Accuracy of numerical calculation of the Gamma and Beta function
Subject: Accuracy of numerical calculation of the Gamma and Beta function
From: Raymond Toy
Date: Fri, 10 Oct 2008 16:49:28 -0400
Dieter Kaiser wrote:
> I have done some tests concerning the numerical precision of calculating the
> Gamma and Beta function. The main idea is to test the floating point evaluation
> against the result for an integral or half integral value. All tests with GCL
> 2.6.8.
>
> First the Gamma function for double float precison (this is a test of the
> function gamma-lanczos):
>
> Range of values for gamma(a) is 1/2 ... 75 step 1/2
> Compare r1 : float(gamma(a)) with r2 : gamma(float(a))
>
> The maximum of the relative error abs(r1-r2)/abs(r1):
>
> maxerr = 4.96e-14
It's unfortunate that we only have about 40 bits of precision with
53-bit floats.
>
> Now the Gamma function for bigfloat precsion (this is a test of the function
> bffac):
>
> fpprec maxerr
>
> 16 9.16b-15
> 32 1.39b-30
> 64 4.85b-62
> 128 7.67b-126
> 256 1.92b-253
> 512 2.53b-509
> 1024 3.21b-1020
This makes me wonder if we shouldn't replace gamma lanczos with the same
algorithm as bffac. These look pretty good.
> To get a bit more precision for gamma-lanczos we have to get a new set of
> parameters for the approximation algorithm.
I used to have some code to generate new coefficients. But it was
written in some weird language like bc or dc. The link describing the
algorithm describes pretty well how to generate new coefficients.

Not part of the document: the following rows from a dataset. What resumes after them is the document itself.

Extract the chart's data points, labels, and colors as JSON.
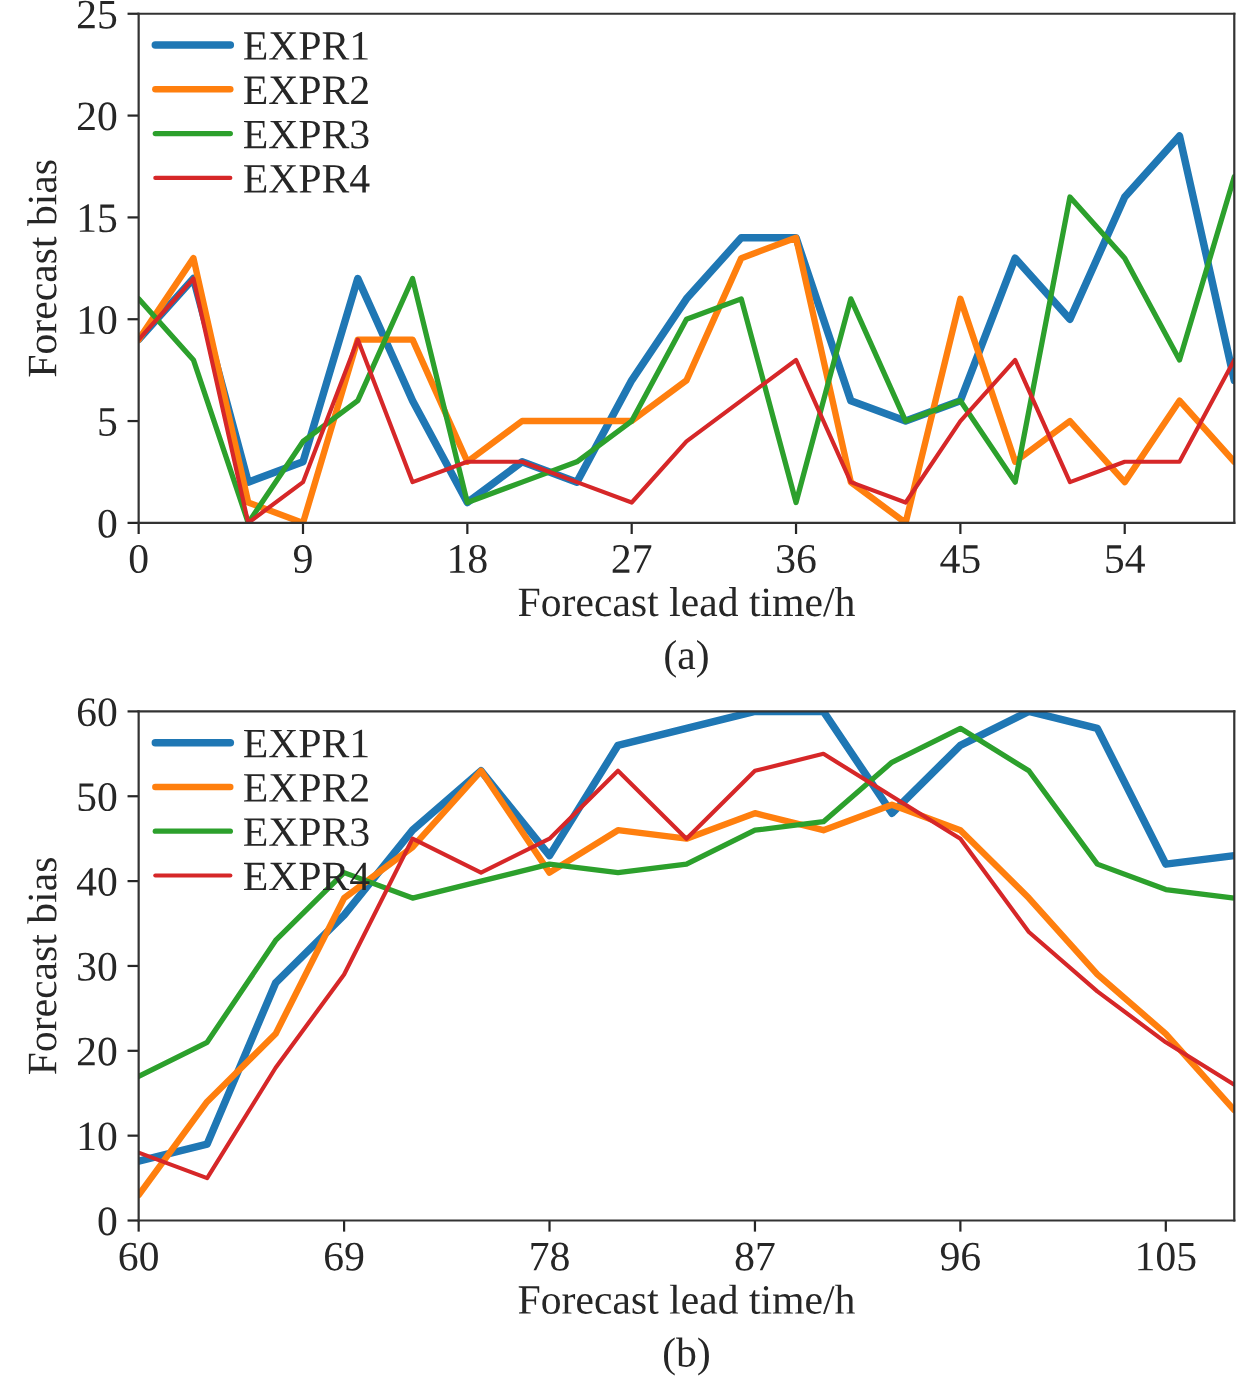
{
  "chart_data": [
    {
      "type": "line",
      "xlabel": "Forecast lead time/h",
      "ylabel": "Forecast bias",
      "annotations": [
        "(a)"
      ],
      "x": [
        0,
        3,
        6,
        9,
        12,
        15,
        18,
        21,
        24,
        27,
        30,
        33,
        36,
        39,
        42,
        45,
        48,
        51,
        54,
        57,
        60
      ],
      "series": [
        {
          "name": "EXPR1",
          "color": "#1f77b4",
          "values": [
            9,
            12,
            2,
            3,
            12,
            6,
            1,
            3,
            2,
            7,
            11,
            14,
            14,
            6,
            5,
            6,
            13,
            10,
            16,
            19,
            7
          ]
        },
        {
          "name": "EXPR2",
          "color": "#ff7f0e",
          "values": [
            9,
            13,
            1,
            0,
            9,
            9,
            3,
            5,
            5,
            5,
            7,
            13,
            14,
            2,
            0,
            11,
            3,
            5,
            2,
            6,
            3
          ]
        },
        {
          "name": "EXPR3",
          "color": "#2ca02c",
          "values": [
            11,
            8,
            0,
            4,
            6,
            12,
            1,
            2,
            3,
            5,
            10,
            11,
            1,
            11,
            5,
            6,
            2,
            16,
            13,
            8,
            17
          ]
        },
        {
          "name": "EXPR4",
          "color": "#d62728",
          "values": [
            9,
            12,
            0,
            2,
            9,
            2,
            3,
            3,
            2,
            1,
            4,
            6,
            8,
            2,
            1,
            5,
            8,
            2,
            3,
            3,
            8
          ]
        }
      ],
      "xlim": [
        0,
        60
      ],
      "xticks": [
        0,
        9,
        18,
        27,
        36,
        45,
        54
      ],
      "ylim": [
        0,
        25
      ],
      "yticks": [
        0,
        5,
        10,
        15,
        20,
        25
      ],
      "legend": "top left",
      "grid": false
    },
    {
      "type": "line",
      "xlabel": "Forecast lead time/h",
      "ylabel": "Forecast bias",
      "annotations": [
        "(b)"
      ],
      "x": [
        60,
        63,
        66,
        69,
        72,
        75,
        78,
        81,
        84,
        87,
        90,
        93,
        96,
        99,
        102,
        105,
        108
      ],
      "series": [
        {
          "name": "EXPR1",
          "color": "#1f77b4",
          "values": [
            7,
            9,
            28,
            36,
            46,
            53,
            43,
            56,
            58,
            60,
            60,
            48,
            56,
            60,
            58,
            42,
            43
          ]
        },
        {
          "name": "EXPR2",
          "color": "#ff7f0e",
          "values": [
            3,
            14,
            22,
            38,
            44,
            53,
            41,
            46,
            45,
            48,
            46,
            49,
            46,
            38,
            29,
            22,
            13
          ]
        },
        {
          "name": "EXPR3",
          "color": "#2ca02c",
          "values": [
            17,
            21,
            33,
            41,
            38,
            40,
            42,
            41,
            42,
            46,
            47,
            54,
            58,
            53,
            42,
            39,
            38
          ]
        },
        {
          "name": "EXPR4",
          "color": "#d62728",
          "values": [
            8,
            5,
            18,
            29,
            45,
            41,
            45,
            53,
            45,
            53,
            55,
            50,
            45,
            34,
            27,
            21,
            16
          ]
        }
      ],
      "xlim": [
        60,
        108
      ],
      "xticks": [
        60,
        69,
        78,
        87,
        96,
        105
      ],
      "ylim": [
        0,
        60
      ],
      "yticks": [
        0,
        10,
        20,
        30,
        40,
        50,
        60
      ],
      "legend": "top left",
      "grid": false
    }
  ]
}
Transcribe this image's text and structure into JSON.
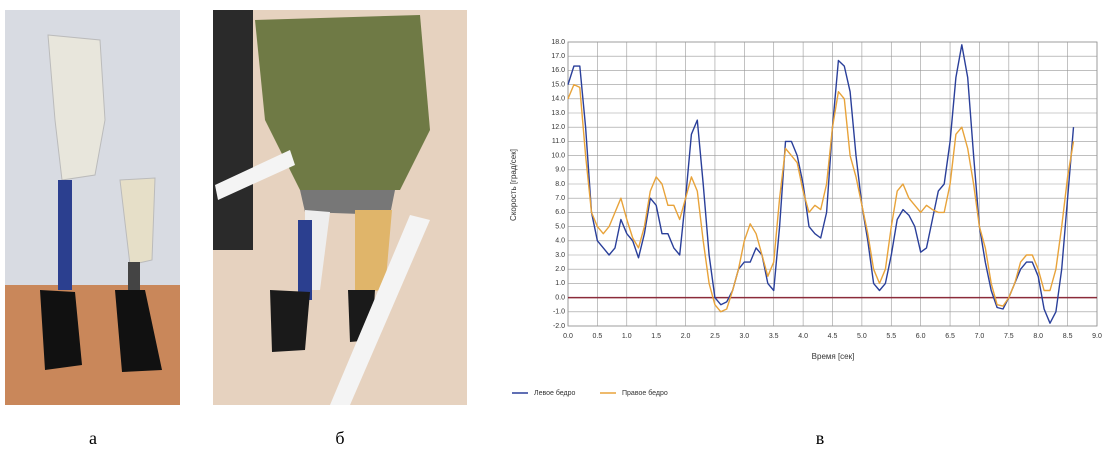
{
  "panels": {
    "a": "а",
    "b": "б",
    "c": "в"
  },
  "chart_data": {
    "type": "line",
    "x_label": "Время [сек]",
    "y_label": "Скорость [град/сек]",
    "x": [
      0.0,
      0.1,
      0.2,
      0.3,
      0.4,
      0.5,
      0.6,
      0.7,
      0.8,
      0.9,
      1.0,
      1.1,
      1.2,
      1.3,
      1.4,
      1.5,
      1.6,
      1.7,
      1.8,
      1.9,
      2.0,
      2.1,
      2.2,
      2.3,
      2.4,
      2.5,
      2.6,
      2.7,
      2.8,
      2.9,
      3.0,
      3.1,
      3.2,
      3.3,
      3.4,
      3.5,
      3.6,
      3.7,
      3.8,
      3.9,
      4.0,
      4.1,
      4.2,
      4.3,
      4.4,
      4.5,
      4.6,
      4.7,
      4.8,
      4.9,
      5.0,
      5.1,
      5.2,
      5.3,
      5.4,
      5.5,
      5.6,
      5.7,
      5.8,
      5.9,
      6.0,
      6.1,
      6.2,
      6.3,
      6.4,
      6.5,
      6.6,
      6.7,
      6.8,
      6.9,
      7.0,
      7.1,
      7.2,
      7.3,
      7.4,
      7.5,
      7.6,
      7.7,
      7.8,
      7.9,
      8.0,
      8.1,
      8.2,
      8.3,
      8.4,
      8.5,
      8.6
    ],
    "series": [
      {
        "name": "Левое бедро",
        "color": "#2a3f9a",
        "values": [
          15.0,
          16.3,
          16.3,
          12,
          6,
          4,
          3.5,
          3.0,
          3.5,
          5.5,
          4.5,
          4.0,
          2.8,
          4.5,
          7.0,
          6.5,
          4.5,
          4.5,
          3.5,
          3.0,
          7.0,
          11.5,
          12.5,
          8,
          3,
          0,
          -0.5,
          -0.3,
          0.5,
          2.0,
          2.5,
          2.5,
          3.5,
          3.0,
          1.0,
          0.5,
          5,
          11,
          11.0,
          10,
          8,
          5,
          4.5,
          4.2,
          6,
          12,
          16.7,
          16.3,
          14.5,
          10,
          6.5,
          4.0,
          1.0,
          0.5,
          1.0,
          3.0,
          5.5,
          6.2,
          5.8,
          5.0,
          3.2,
          3.5,
          5.5,
          7.5,
          8.0,
          11,
          15.5,
          17.8,
          15.5,
          10,
          5,
          2.5,
          0.5,
          -0.7,
          -0.8,
          0,
          1.0,
          2.0,
          2.5,
          2.5,
          1.5,
          -0.8,
          -1.8,
          -1.0,
          2,
          7,
          12
        ]
      },
      {
        "name": "Правое бедро",
        "color": "#e8a33a",
        "values": [
          14,
          15,
          14.8,
          10,
          6,
          5,
          4.5,
          5.0,
          6.0,
          7.0,
          5.5,
          4.2,
          3.5,
          5,
          7.5,
          8.5,
          8.0,
          6.5,
          6.5,
          5.5,
          7.0,
          8.5,
          7.5,
          4,
          1,
          -0.5,
          -1.0,
          -0.8,
          0.5,
          2.0,
          4.0,
          5.2,
          4.5,
          3.0,
          1.5,
          2.5,
          7,
          10.5,
          10.0,
          9.5,
          7.5,
          6.0,
          6.5,
          6.2,
          8,
          12,
          14.5,
          14.0,
          10,
          8.5,
          6.5,
          4.5,
          2.0,
          1.0,
          2.0,
          5.0,
          7.5,
          8.0,
          7.0,
          6.5,
          6.0,
          6.5,
          6.2,
          6.0,
          6.0,
          8,
          11.5,
          12.0,
          10.5,
          8,
          5,
          3.5,
          1.0,
          -0.5,
          -0.6,
          0,
          1.0,
          2.5,
          3.0,
          3.0,
          2.0,
          0.5,
          0.5,
          2,
          5,
          8.5,
          11
        ]
      }
    ],
    "xlim": [
      0,
      9
    ],
    "ylim": [
      -2,
      18
    ],
    "xticks": [
      {
        "value": 0,
        "label": "0.0"
      },
      {
        "value": 0.5,
        "label": "0.5"
      },
      {
        "value": 1,
        "label": "1.0"
      },
      {
        "value": 1.5,
        "label": "1.5"
      },
      {
        "value": 2,
        "label": "2.0"
      },
      {
        "value": 2.5,
        "label": "2.5"
      },
      {
        "value": 3,
        "label": "3.0"
      },
      {
        "value": 3.5,
        "label": "3.5"
      },
      {
        "value": 4,
        "label": "4.0"
      },
      {
        "value": 4.5,
        "label": "4.5"
      },
      {
        "value": 5,
        "label": "5.0"
      },
      {
        "value": 5.5,
        "label": "5.5"
      },
      {
        "value": 6,
        "label": "6.0"
      },
      {
        "value": 6.5,
        "label": "6.5"
      },
      {
        "value": 7,
        "label": "7.0"
      },
      {
        "value": 7.5,
        "label": "7.5"
      },
      {
        "value": 8,
        "label": "8.0"
      },
      {
        "value": 8.5,
        "label": "8.5"
      },
      {
        "value": 9,
        "label": "9.0"
      }
    ],
    "yticks": [
      {
        "value": -2,
        "label": "-2.0"
      },
      {
        "value": -1,
        "label": "-1.0"
      },
      {
        "value": 0,
        "label": "0.0"
      },
      {
        "value": 1,
        "label": "1.0"
      },
      {
        "value": 2,
        "label": "2.0"
      },
      {
        "value": 3,
        "label": "3.0"
      },
      {
        "value": 4,
        "label": "4.0"
      },
      {
        "value": 5,
        "label": "5.0"
      },
      {
        "value": 6,
        "label": "6.0"
      },
      {
        "value": 7,
        "label": "7.0"
      },
      {
        "value": 8,
        "label": "8.0"
      },
      {
        "value": 9,
        "label": "9.0"
      },
      {
        "value": 10,
        "label": "10.0"
      },
      {
        "value": 11,
        "label": "11.0"
      },
      {
        "value": 12,
        "label": "12.0"
      },
      {
        "value": 13,
        "label": "13.0"
      },
      {
        "value": 14,
        "label": "14.0"
      },
      {
        "value": 15,
        "label": "15.0"
      },
      {
        "value": 16,
        "label": "16.0"
      },
      {
        "value": 17,
        "label": "17.0"
      },
      {
        "value": 18,
        "label": "18.0"
      }
    ],
    "grid": true,
    "zero_line_color": "#8b2b3a"
  }
}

I vaguely remember trying different parameters, but it's tricky.
Convergence is better when the parameter gets larger, but then the
accuracy is reduced because the coefficients become very large, causing
more roundoff or something. With a smaller parameter, the coefficients
are more uniform, but then you need more terms, causing more roundoff.
Anyway, these are interesting results.